For other people with the same name, see Richard Carew (disambiguation).

Richard Carew (17 July 1555, East Antony, Cornwall, England  6 November 1620) was a Cornish translator and antiquary.

Life

A county gentleman of Cornwall, the eldest son of Thomas Carew, he was educated at Christ Church, Oxford where he was a contemporary of Sir Philip Sidney and William Camden, and then at the Middle Temple. He made a translation of the first five cantos of Tasso's Jerusalem Delivered (1594), which was more correct than that of Edward Fairfax. He also translated Juan de la Huarte's Examen de Ingenios, basing his translation on Camillo Camilli's Italian version.[1] (This book is the first systematic attempt to relate physiology with psychology, though based on the medicine of Galen. )

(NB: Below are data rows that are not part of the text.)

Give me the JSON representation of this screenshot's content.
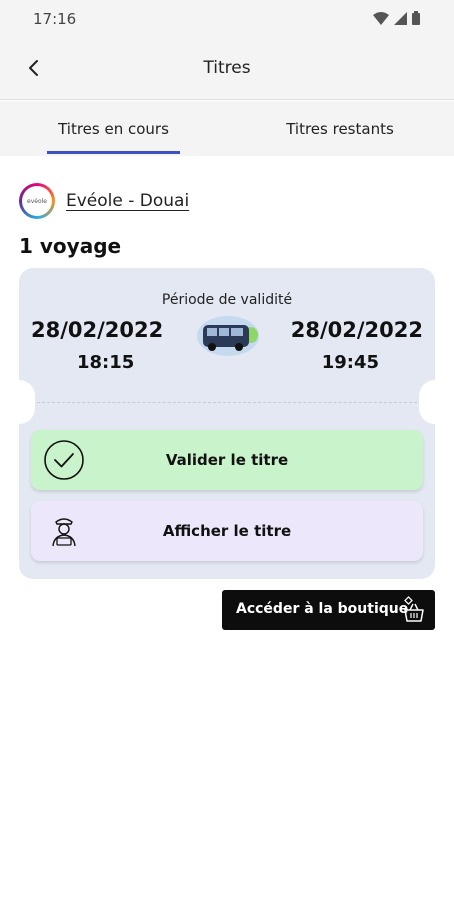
{
  "status_bar": {
    "time": "17:16"
  },
  "header": {
    "title": "Titres"
  },
  "tabs": [
    {
      "label": "Titres en cours",
      "active": true
    },
    {
      "label": "Titres restants",
      "active": false
    }
  ],
  "operator": {
    "logo_text": "evéole",
    "name": "Evéole - Douai"
  },
  "ticket": {
    "title": "1 voyage",
    "validity_label": "Période de validité",
    "start_date": "28/02/2022",
    "start_time": "18:15",
    "end_date": "28/02/2022",
    "end_time": "19:45",
    "validate_label": "Valider le titre",
    "show_label": "Afficher le titre"
  },
  "shop_button": {
    "label": "Accéder à la boutique"
  },
  "colors": {
    "accent": "#3d4fc1",
    "card_bg": "#e3e8f2",
    "validate_bg": "#c9f3cb",
    "show_bg": "#ece7fa",
    "shop_bg": "#0d0d0d"
  }
}
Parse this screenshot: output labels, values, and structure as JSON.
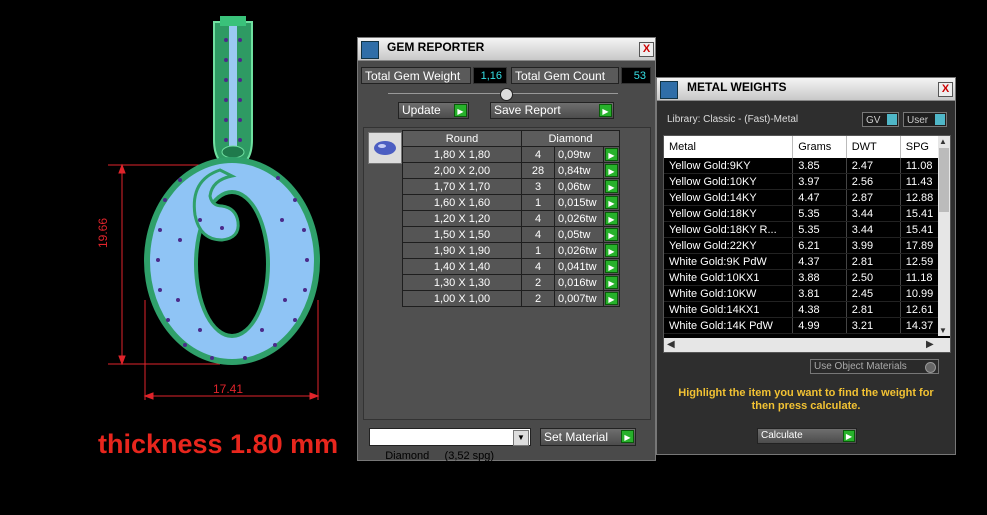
{
  "viewport": {
    "dim_height": "19.66",
    "dim_width": "17.41",
    "thickness_text": "thickness 1.80 mm"
  },
  "gem_reporter": {
    "title": "GEM REPORTER",
    "close": "X",
    "total_weight_label": "Total Gem Weight",
    "total_weight_value": "1,16",
    "total_count_label": "Total Gem Count",
    "total_count_value": "53",
    "update_label": "Update",
    "save_report_label": "Save Report",
    "col_shape": "Round",
    "col_type": "Diamond",
    "rows": [
      {
        "size": "1,80 X 1,80",
        "count": "4",
        "weight": "0,09tw"
      },
      {
        "size": "2,00 X 2,00",
        "count": "28",
        "weight": "0,84tw"
      },
      {
        "size": "1,70 X 1,70",
        "count": "3",
        "weight": "0,06tw"
      },
      {
        "size": "1,60 X 1,60",
        "count": "1",
        "weight": "0,015tw"
      },
      {
        "size": "1,20 X 1,20",
        "count": "4",
        "weight": "0,026tw"
      },
      {
        "size": "1,50 X 1,50",
        "count": "4",
        "weight": "0,05tw"
      },
      {
        "size": "1,90 X 1,90",
        "count": "1",
        "weight": "0,026tw"
      },
      {
        "size": "1,40 X 1,40",
        "count": "4",
        "weight": "0,041tw"
      },
      {
        "size": "1,30 X 1,30",
        "count": "2",
        "weight": "0,016tw"
      },
      {
        "size": "1,00 X 1,00",
        "count": "2",
        "weight": "0,007tw"
      }
    ],
    "material_select": "Diamond     (3,52 spg)",
    "set_material_label": "Set Material"
  },
  "metal_weights": {
    "title": "METAL WEIGHTS",
    "close": "X",
    "library": "Library: Classic - (Fast)-Metal",
    "gv_label": "GV",
    "user_label": "User",
    "headers": [
      "Metal",
      "Grams",
      "DWT",
      "SPG"
    ],
    "rows": [
      [
        "Yellow Gold:9KY",
        "3.85",
        "2.47",
        "11.08"
      ],
      [
        "Yellow Gold:10KY",
        "3.97",
        "2.56",
        "11.43"
      ],
      [
        "Yellow Gold:14KY",
        "4.47",
        "2.87",
        "12.88"
      ],
      [
        "Yellow Gold:18KY",
        "5.35",
        "3.44",
        "15.41"
      ],
      [
        "Yellow Gold:18KY R...",
        "5.35",
        "3.44",
        "15.41"
      ],
      [
        "Yellow Gold:22KY",
        "6.21",
        "3.99",
        "17.89"
      ],
      [
        "White Gold:9K PdW",
        "4.37",
        "2.81",
        "12.59"
      ],
      [
        "White Gold:10KX1",
        "3.88",
        "2.50",
        "11.18"
      ],
      [
        "White Gold:10KW",
        "3.81",
        "2.45",
        "10.99"
      ],
      [
        "White Gold:14KX1",
        "4.38",
        "2.81",
        "12.61"
      ],
      [
        "White Gold:14K PdW",
        "4.99",
        "3.21",
        "14.37"
      ]
    ],
    "use_object_materials": "Use Object Materials",
    "instruction": "Highlight the item you want to find the weight for then press calculate.",
    "calculate_label": "Calculate"
  },
  "colors": {
    "accent_green": "#27b12b",
    "value_cyan": "#35e0e6",
    "dimension_red": "#e0242b",
    "instruction_yellow": "#f2c233",
    "gem_blue": "#8fc4f5",
    "metal_green": "#2fa06a"
  }
}
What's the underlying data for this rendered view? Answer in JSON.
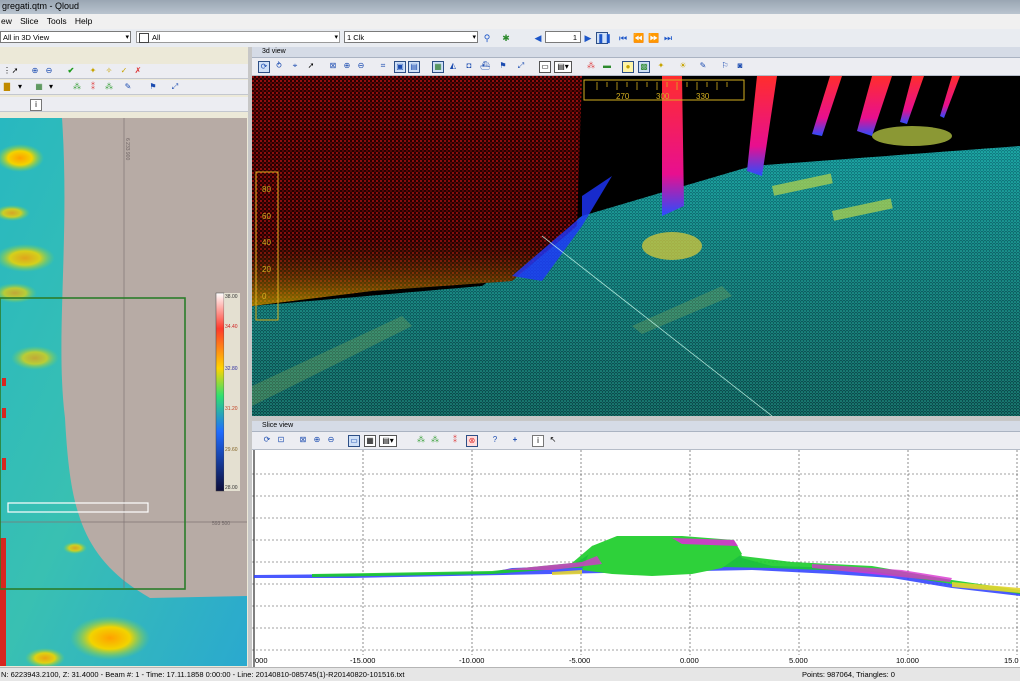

Carew was a member of the Elizabethan Society of Antiquaries, and is particularly known for his Survey of Cornwall (1602; 1603 N.S.), the second English county history to appear in print. Later editions were published in 1723, 1769 and 1811, and Davies Gilbert published an index in his Cornwall, vol. 4, pp. 381–92. He also published an Epistle concerning the Excellencies of the English Tongue (1605). [2]

Carew served as High Sheriff of Cornwall (1583 and 1586), and as MP for Saltash in 1584. He was married to Juliana Arundell, the eldest daughter of Sir John Arundell of Trerice; their son Richard Carew was created a baronet in 1641 (see Carew baronets).[3]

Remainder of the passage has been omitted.